Ich fordere Sie auf, den Antrag aus Respekt vor den Motiven des ersten Wittener Stadtrates nach
dem Zweiten Weltkrieg, der die Namensgebung beschloss, zurück zu ziehen. Wenn es Ihnen nur darum geht, die Bezeichnung Deutsche Einheit in Witten als Straßen- oder Platznamen zu verankern, warum denken Sie dann nicht an den neu gestalteten Bahnhofsvorplatz, der noch keinen Namen hat?
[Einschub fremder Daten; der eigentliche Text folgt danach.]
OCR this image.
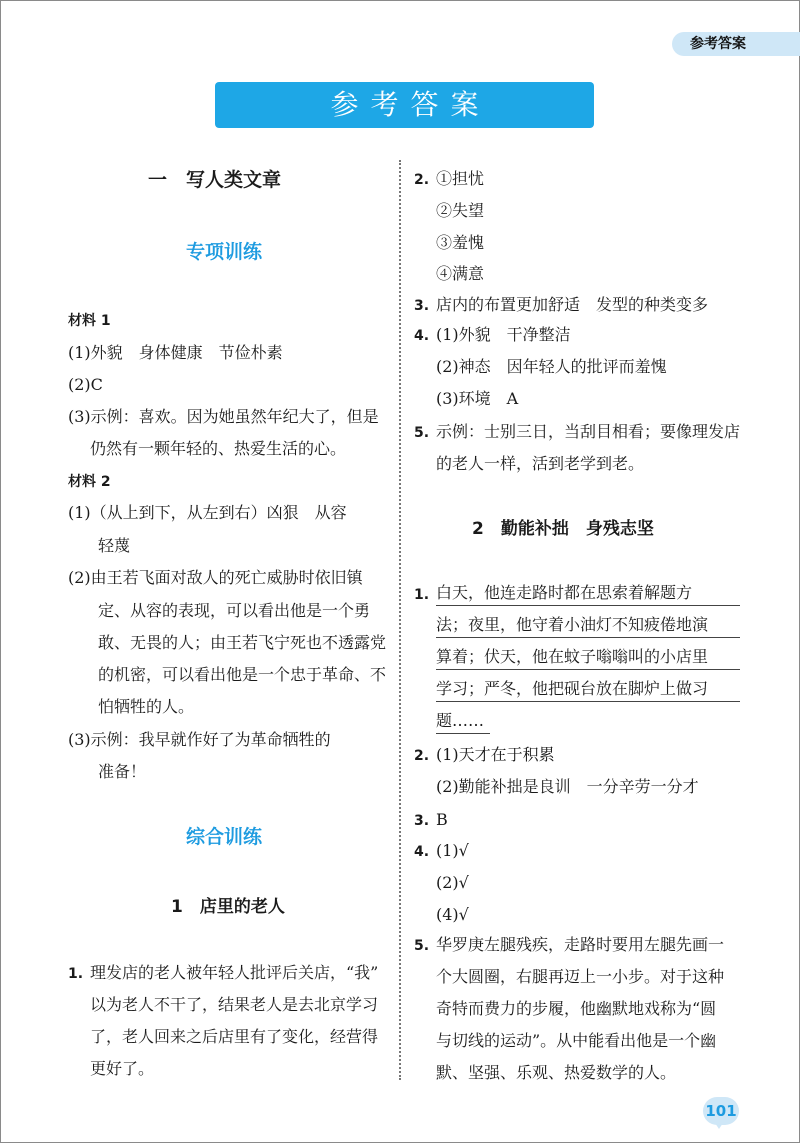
参考答案
参考答案
一　写人类文章
专项训练
材料 1
(1)外貌　身体健康　节俭朴素
(2)C
(3)示例：喜欢。因为她虽然年纪大了，但是
仍然有一颗年轻的、热爱生活的心。
材料 2
(1)（从上到下，从左到右）凶狠　从容
轻蔑
(2)由王若飞面对敌人的死亡威胁时依旧镇
定、从容的表现，可以看出他是一个勇
敢、无畏的人；由王若飞宁死也不透露党
的机密，可以看出他是一个忠于革命、不
怕牺牲的人。
(3)示例：我早就作好了为革命牺牲的
准备！
综合训练
1　店里的老人
1. 理发店的老人被年轻人批评后关店，“我”
以为老人不干了，结果老人是去北京学习
了，老人回来之后店里有了变化，经营得
更好了。
2. ①担忧
②失望
③羞愧
④满意
3. 店内的布置更加舒适　发型的种类变多
4. (1)外貌　干净整洁
(2)神态　因年轻人的批评而羞愧
(3)环境　A
5. 示例：士别三日，当刮目相看；要像理发店
的老人一样，活到老学到老。
2　勤能补拙　身残志坚
1. 白天，他连走路时都在思索着解题方
法；夜里，他守着小油灯不知疲倦地演
算着；伏天，他在蚊子嗡嗡叫的小店里
学习；严冬，他把砚台放在脚炉上做习
题……
2. (1)天才在于积累
(2)勤能补拙是良训　一分辛劳一分才
3. B
4. (1)√
(2)√
(4)√
5. 华罗庚左腿残疾，走路时要用左腿先画一
个大圆圈，右腿再迈上一小步。对于这种
奇特而费力的步履，他幽默地戏称为“圆
与切线的运动”。从中能看出他是一个幽
默、坚强、乐观、热爱数学的人。
101
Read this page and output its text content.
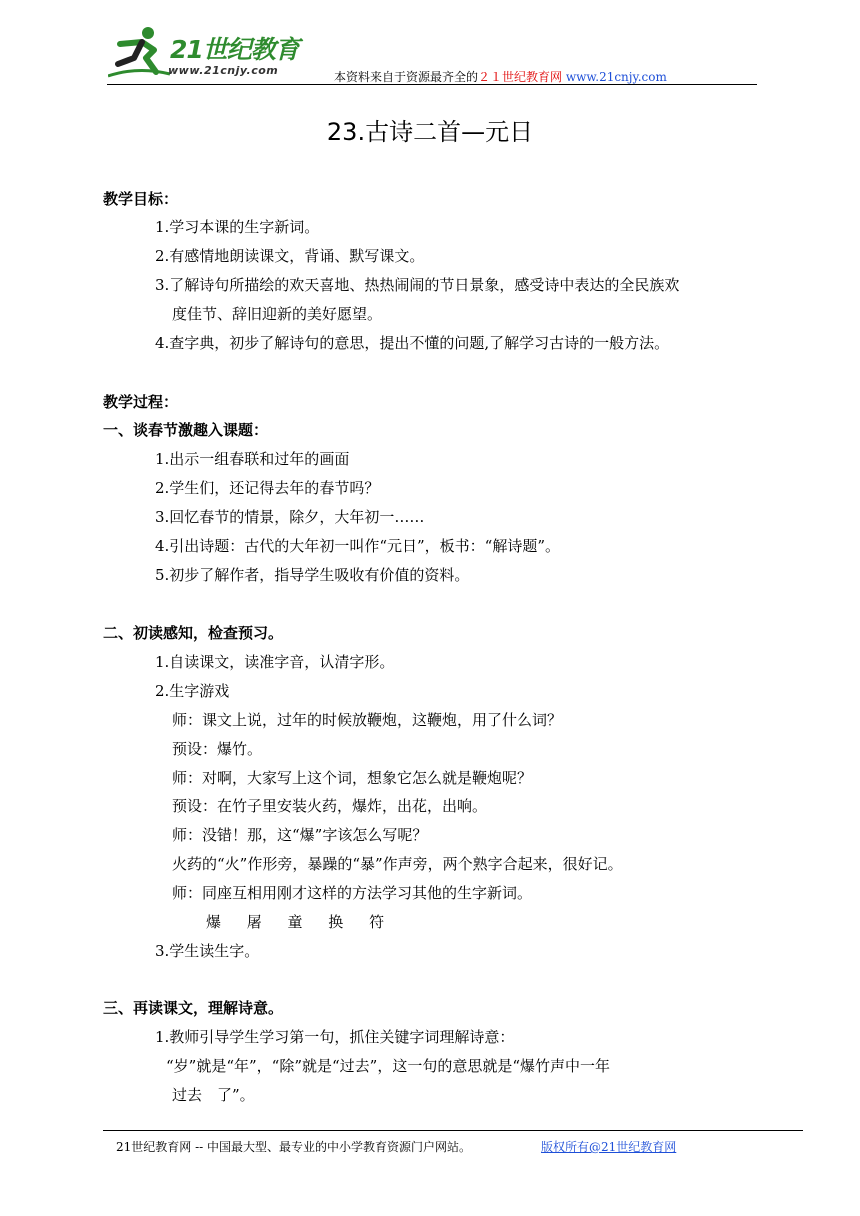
21世纪教育
www.21cnjy.com	本资料来自于资源最齐全的２１世纪教育网 www.21cnjy.com
23.古诗二首—元日
教学目标：
1.学习本课的生字新词。
2.有感情地朗读课文，背诵、默写课文。
3.了解诗句所描绘的欢天喜地、热热闹闹的节日景象，感受诗中表达的全民族欢
度佳节、辞旧迎新的美好愿望。
4.查字典，初步了解诗句的意思，提出不懂的问题,了解学习古诗的一般方法。
教学过程：
一、谈春节激趣入课题：
1.出示一组春联和过年的画面
2.学生们，还记得去年的春节吗？
3.回忆春节的情景，除夕，大年初一……
4.引出诗题：古代的大年初一叫作“元日”，板书：“解诗题”。
5.初步了解作者，指导学生吸收有价值的资料。
二、初读感知，检查预习。
1.自读课文，读准字音，认清字形。
2.生字游戏
师：课文上说，过年的时候放鞭炮，这鞭炮，用了什么词？
预设：爆竹。
师：对啊，大家写上这个词，想象它怎么就是鞭炮呢？
预设：在竹子里安装火药，爆炸，出花，出响。
师：没错！那，这“爆”字该怎么写呢？
火药的“火”作形旁，暴躁的“暴”作声旁，两个熟字合起来，很好记。
师：同座互相用刚才这样的方法学习其他的生字新词。
爆　 屠　 童　 换　 符
3.学生读生字。
三、再读课文，理解诗意。
1.教师引导学生学习第一句，抓住关键字词理解诗意：
“岁”就是“年”，“除”就是“过去”，这一句的意思就是“爆竹声中一年
过去　了”。
21世纪教育网 -- 中国最大型、最专业的中小学教育资源门户网站。	版权所有@21世纪教育网
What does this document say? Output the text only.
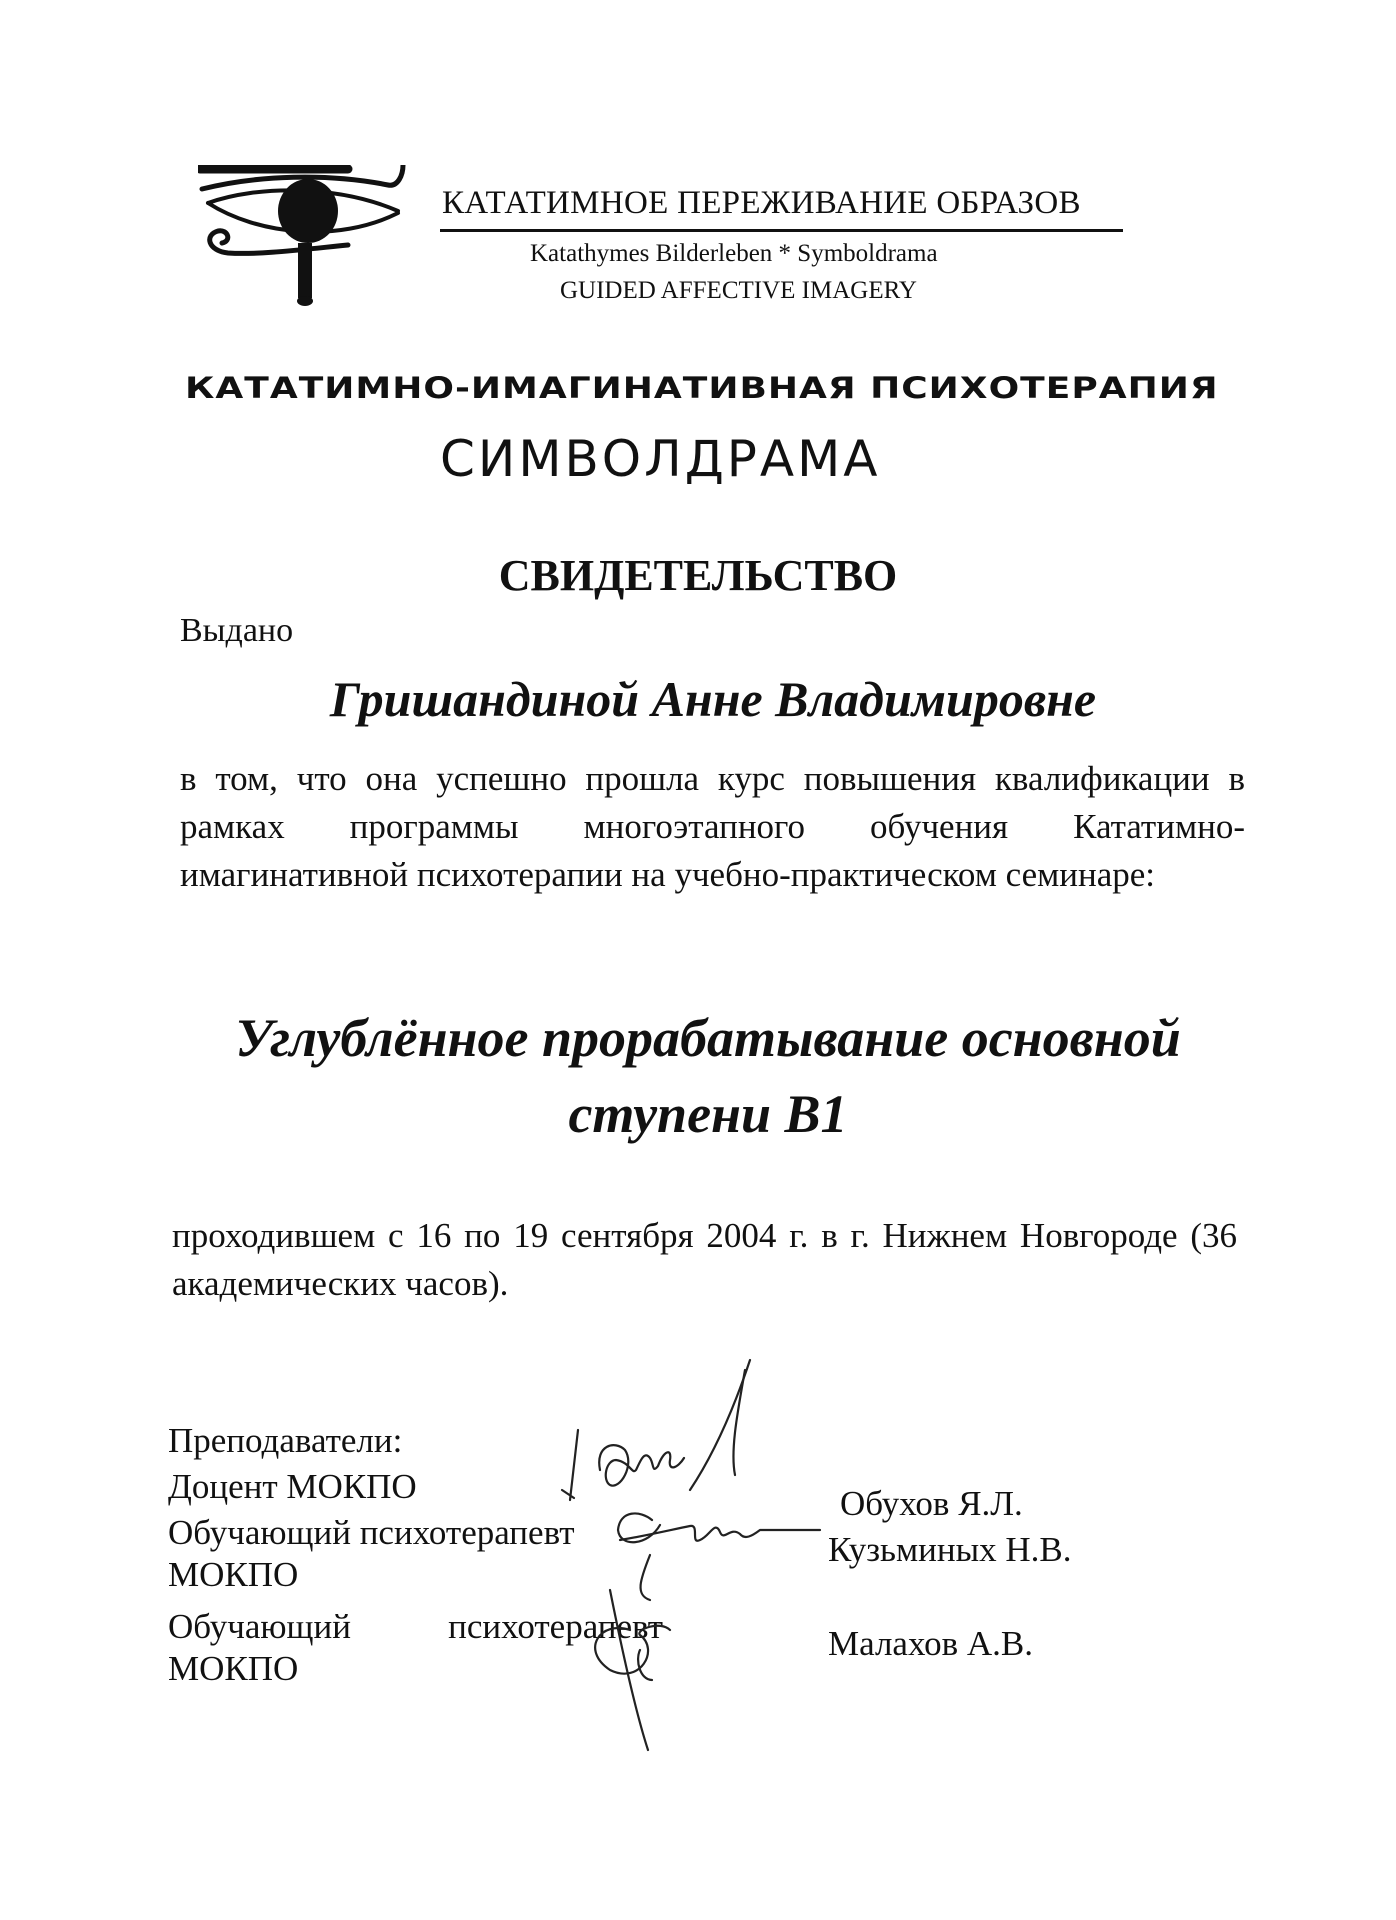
КАТАТИМНОЕ ПЕРЕЖИВАНИЕ ОБРАЗОВ
Katathymes Bilderleben * Symboldrama
GUIDED AFFECTIVE IMAGERY
КАТАТИМНО-ИМАГИНАТИВНАЯ ПСИХОТЕРАПИЯ
СИМВОЛДРАМА
СВИДЕТЕЛЬСТВО
Выдано
Гришандиной Анне Владимировне
в том, что она успешно прошла курс повышения квалификации в рамках программы многоэтапного обучения Кататимно-имагинативной психотерапии на учебно-практическом семинаре:
Углублённое прорабатывание основной
ступени В1
проходившем с 16 по 19 сентября 2004 г. в г. Нижнем Новгороде (36 академических часов).
Преподаватели:
Доцент МОКПО
Обучающий психотерапевт МОКПО
Обучающий психотерапевт МОКПО
Обухов Я.Л.
Кузьминых Н.В.
Малахов А.В.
Darüber könnte man ernsthaft nachdenken!“
*Das „Manifest der kommunistischen Partei“ ist ein frühe Arbeit von Marx und Engels (zuerst veröffentlicht 1848). Die ökonomische Theorie von Marx (Kapitalismusanalyse) stand erst ab 1857/58 auf einigermaßen sicheren Beinen. Siehe dazu die immer noch lesenswerte Arbeit von Roman Rosdolsky „Zur Entstehungsgeschichte des Marxschen ‚Kapital’/Der Rohentwurf des Kapital 1857-1858“,Frankfurt am Main 1968.
Eine lesenswerte neuere Arbeit ist Michael Heinrich „Die Wissenschaft vom Wert/Die marxsche Kritik der politischen Ökonomie zwischen wissenschaftlicher Revolution und klassischer Tradition“/Münster 1999.
Zu den Problemen der frühen SPD bis 1920 empfehle ich:
– Rudolf Walther „… aber nach der Sündflut kommen wir und nur noch wir.“/“Zusammenbruchstheorie, Marxismus und politisches Defizit in der SPD, 1890 – 1914, Frankfurt am Main 1981
– und Barrington Moore „Ungerechtigkeit/Die sozialen Ursachen von Unordnung und Widerstand“, Frankfurt am Main 1982, insbesondere Teil II/Eine historische Perspektive: Deutsche Arbeiter 1848 – 1920.